Turning around, we took an overgrown track back to Road 228 to camp at the South Fork State Recreation Area overlooking the reservoir fed by Huntington Creek. The picnic table, fire pit and bathrooms were something the pioneers would have appreciated.
The Hastings Cutoff was promoted to be faster by swinging south around the Rubies, and then north to the California Trail. In fact, it was 250 miles longer. While it was successfully used up to 1846, the route became notorious for the last party to take it that year. The tragic Donner Party, delayed by the extra distance and miserable conditions, found themselves trapped by the deadly snows of the Sierras near today’s Donner Lake. In the end, they resorted to cannibalism to survive.

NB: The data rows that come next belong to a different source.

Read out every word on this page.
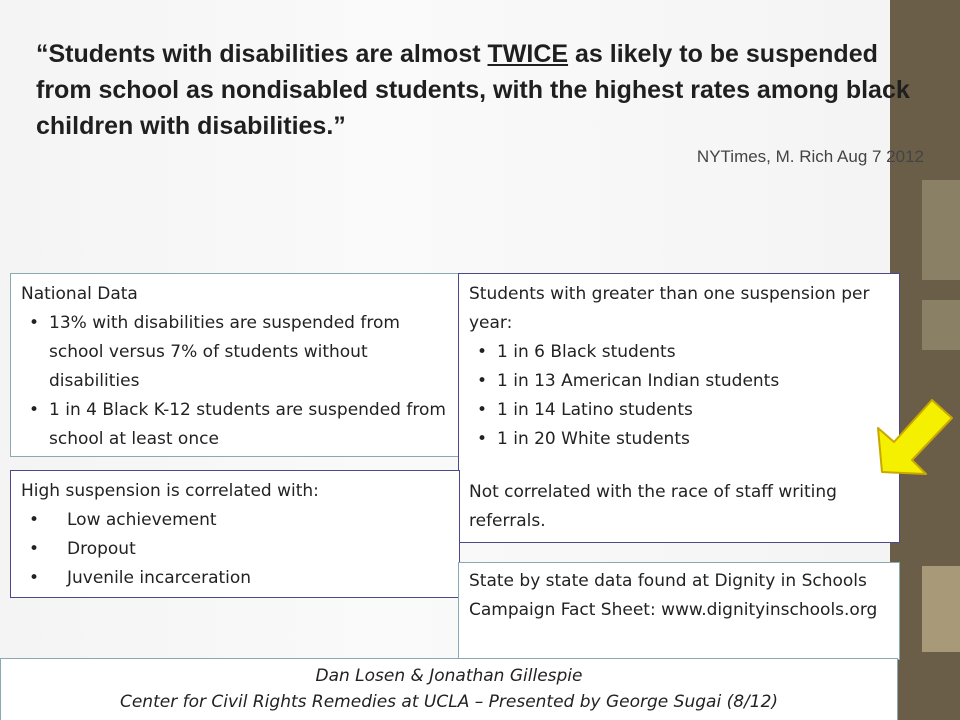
“Students with disabilities are almost TWICE as likely to be suspended from school as nondisabled students, with the highest rates among black children with disabilities.”
NYTimes, M. Rich Aug 7 2012
National Data
• 13% with disabilities are suspended from school versus 7% of students without disabilities
• 1 in 4 Black K-12 students are suspended from school at least once
Students with greater than one suspension per year:
• 1 in 6 Black students
• 1 in 13 American Indian students
• 1 in 14 Latino students
• 1 in 20 White students
Not correlated with the race of staff writing referrals.
High suspension is correlated with:
• Low achievement
• Dropout
• Juvenile incarceration	State by state data found at Dignity in Schools Campaign Fact Sheet: www.dignityinschools.org
Dan Losen & Jonathan Gillespie
Center for Civil Rights Remedies at UCLA – Presented by George Sugai (8/12)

For us it had been an adventure on an unexpected historic route. We unlocked the hubs, flipped on the A/C, and turned onto four-lane Interstate 80, the new California Trail. “Head ’em up—move ’em out.” Cracking the whip over our team of 225 horses, in our imagination, we had seen the Tail of the Elephant.
The Miners’ Elephant
For those planning to travel west to California, especially during the Gold Rush (1849-1852), no expression characterized the hardships associated with the experience more than the term “seeing the elephant.” Those planning to travel west announced that they were “going to see the elephant.” Those turning back claimed they had seen the “elephant’s track” or the “elephant’s tail,” and admitted that view was sufficient. In 1850, overland emigrant Aleazar Ingalls captures the meaning of the expression “Seeing the Elephant” in describing his experience crossing the 40-Mile Desert in Western Nevada: “Morning comes, and the light of day presents a scene more horrid than the bout of a defeated army: dead stock line the roads, wagons, rifles, tents, clothes, everything may be found along the trail: The desert. You must see it and feel it in an August day, when legions have crossed it before you, to realize it in all horrors. But heaven save you from the experience.”